Estudos mostram que os examinadores que utilizam as escalas Wechsler de inteligência cometem erros de administração e de pontuação com grande freqüência. As pesquisas apontam que grande parte do percentual de erros encontrados no WISC-III e WISC-IV são cometidos na fase de pontuação, com tendência a superestimar os escores (Belk, LoBello, Ray, & Zachar, 2002; Loe, Kadlubek, & Marks, 2007). Por outro lado, Sherman e Taylor (2001) identificaram, no subteste de Compreensão, o efeito da experiência dos avaliadores, uma vez que psicólogos mais experientes foram mais rigorosos na pontuação do que alunos do início da graduação. Simões et al. (2000) analisaram a concordância entre avaliadores nos subtestes Semelhanças, Vocabulário, Compreensão e Labirintos em um estudo no qual quatro profissionais pontuaram independentemente 40 protocolos do teste. O subteste identificado como mais difícil de pontuar objetivamente foi Compreensão.

No Brasil, não há trabalhos divulgados relacionados à dificuldade de pontuação das respostas do WISC-III. No manual do teste (Wechsler, 2002) a autora da adaptação aponta a necessidade de desenvolver estudos relativos à precisão na pontuação. Por essa razão, o presente estudo teve como objetivo identificar o nível de concordância entre os avaliadores na tarefa de pontuar itens dos três subtestes que exigem maior julgamento dos avaliadores.

Método

Participantes

Em contato com especialistas reconhecidos na comunidade científica por sua prática na utilização do WISC-III, solicitou-se a indicação de outros profissionais que também utilizassem o teste. Dessa forma, formou-se uma rede com 60 psicólogos de diferentes Estados do Brasil que foram convidados a participar do estudo. Entretanto, apenas 42 demonstraram interesse, devolvendo o material enviado.

Material

Foram selecionados aleatoriamente do banco de dados da pesquisa de padronização do WISC-III ao contexto brasileiro (Wechsler, 2002) seis protocolos do teste com o registro das respostas colhidas em tal ocasião e o material foi encaminhado via correio, com envelope selado e subscrito para facilitar a devolução. Os protocolos examinados pelos psicólogos eram de crianças e adolescentes de escolas públicas com idades entre 9 e 15 anos. Juntamente com os protocolos, foram enviadas aos profissionais: (a) uma ficha de dados de identificação; (b) uma carta de livre consentimento informado; e (c) uma carta contendo orientações sobre o procedimento para execução da tarefa. Os psicólogos deveriam pontuar, seguindo os critérios do manual do teste, as respostas registradas nos protocolos. Em caso de dúvidas na pontuação de algum item, poderia colocar entre parênteses a pontuação alternativa.

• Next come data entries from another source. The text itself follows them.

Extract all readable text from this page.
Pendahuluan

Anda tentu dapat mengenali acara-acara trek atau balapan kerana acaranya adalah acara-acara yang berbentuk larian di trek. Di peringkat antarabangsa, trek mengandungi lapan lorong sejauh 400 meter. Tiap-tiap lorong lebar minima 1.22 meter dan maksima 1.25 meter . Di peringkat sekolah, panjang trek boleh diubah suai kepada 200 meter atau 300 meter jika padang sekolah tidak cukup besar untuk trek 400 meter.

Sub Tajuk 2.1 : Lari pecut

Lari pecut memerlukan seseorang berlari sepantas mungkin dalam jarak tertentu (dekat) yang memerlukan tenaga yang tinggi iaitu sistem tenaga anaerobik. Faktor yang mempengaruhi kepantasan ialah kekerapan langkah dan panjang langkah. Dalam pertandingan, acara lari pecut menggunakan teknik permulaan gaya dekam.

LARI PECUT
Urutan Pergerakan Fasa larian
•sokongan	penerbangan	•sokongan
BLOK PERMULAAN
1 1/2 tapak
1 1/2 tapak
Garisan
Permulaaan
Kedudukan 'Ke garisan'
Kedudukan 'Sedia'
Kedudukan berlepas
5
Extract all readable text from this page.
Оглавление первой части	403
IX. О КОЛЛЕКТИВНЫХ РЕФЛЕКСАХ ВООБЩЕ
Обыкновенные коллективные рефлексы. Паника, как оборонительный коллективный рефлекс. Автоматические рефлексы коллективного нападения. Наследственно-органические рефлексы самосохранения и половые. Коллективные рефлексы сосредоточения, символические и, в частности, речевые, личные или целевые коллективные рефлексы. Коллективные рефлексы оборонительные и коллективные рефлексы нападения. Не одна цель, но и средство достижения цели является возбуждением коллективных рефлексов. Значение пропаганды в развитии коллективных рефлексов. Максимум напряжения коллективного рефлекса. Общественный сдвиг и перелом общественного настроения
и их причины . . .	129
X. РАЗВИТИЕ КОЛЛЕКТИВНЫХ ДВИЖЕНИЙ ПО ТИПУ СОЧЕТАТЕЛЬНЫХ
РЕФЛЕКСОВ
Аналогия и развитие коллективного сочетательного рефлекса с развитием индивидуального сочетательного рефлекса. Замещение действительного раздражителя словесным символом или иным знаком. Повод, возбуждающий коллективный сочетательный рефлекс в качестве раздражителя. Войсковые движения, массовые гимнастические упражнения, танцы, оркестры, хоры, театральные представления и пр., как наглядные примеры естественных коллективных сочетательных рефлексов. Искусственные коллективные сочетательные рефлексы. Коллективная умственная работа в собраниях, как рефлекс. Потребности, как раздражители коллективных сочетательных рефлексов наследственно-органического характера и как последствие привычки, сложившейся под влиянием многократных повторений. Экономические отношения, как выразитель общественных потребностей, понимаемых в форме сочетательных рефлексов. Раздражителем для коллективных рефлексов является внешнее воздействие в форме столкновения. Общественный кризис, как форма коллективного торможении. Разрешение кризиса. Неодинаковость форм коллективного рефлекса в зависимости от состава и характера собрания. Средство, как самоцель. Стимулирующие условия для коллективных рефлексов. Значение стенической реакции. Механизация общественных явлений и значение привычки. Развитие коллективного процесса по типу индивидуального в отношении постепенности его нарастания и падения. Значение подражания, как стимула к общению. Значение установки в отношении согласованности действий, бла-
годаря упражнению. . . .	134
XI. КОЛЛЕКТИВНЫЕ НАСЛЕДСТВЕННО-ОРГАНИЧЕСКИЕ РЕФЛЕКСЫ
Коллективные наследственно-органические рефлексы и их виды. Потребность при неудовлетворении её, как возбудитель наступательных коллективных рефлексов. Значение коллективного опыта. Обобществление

Procedimentos para Análise dos Dados

A digitação e análise dos dados foram realizadas nos programas SPSS e Excel, utilizando-se medidas de tendência central, análises de freqüências e teste Qui-quadrado. Foram calculados, com base no total de respostas analisadas, os percentuais de avaliadores (de 40 a 100%) que deram a mesma pontuação em cada um dos itens.

Para este estudo, foram considerados o gabarito formulado pelas pesquisadoras (escores esperados), as pontuações em cada item e os escores totais atribuídos pelos avaliadores aos subtestes (escores observados). Para a análise das pontuações, as somas dos escores de cada subteste foram comparadas ao gabarito. Calcularam-se as diferenças entre o gabarito e os escores observados e, posteriormente, as freqüências dessas diferenças, o que possibilitou identificar o percentual de profissionais que encontraram os mesmos escores previstos (diferença igual a zero foi interpretada como concordância); para tais diferenças consideraram-se valores positivos, como tendência a superestimação e escores negativos, como subestimação.

Resultados

Os psicólogos que participaram como avaliadores eram 95,3% (N=40) do sexo feminino, com idade média de 39 anos (DP=10,84), sendo que 42,8% (N=18) residiam na região sul, 47,6% (N=20) na região sudeste, 4,7% (N=2) na região centro-oeste e 4,7% (N=2) na região nordeste. Entre eles, 47,3% (N=20) tinham mestrado, 26,2% (N=11), alguma especialização e 21,4% (N=9), doutorado, sendo que 4,8% da amostra (N=2) não especificaram sua formação. Os contextos mais freqüentes de utilização do teste pelos avaliadores eram clínica e pesquisa, em atividades como docência e prática de avaliação psicológica. Um índice de 85% (N= 35) dos avaliadores relatou experiência tanto na aplicação quanto na correção do WISC-III, sendo que 60% (N=24) deles utilizam somente o manual como recurso para a correção. Os demais recorrem a material complementar como artigos e apostilas de cursos. Os psicólogos tinham, em média, 15,5 anos de formados (DP=10,5).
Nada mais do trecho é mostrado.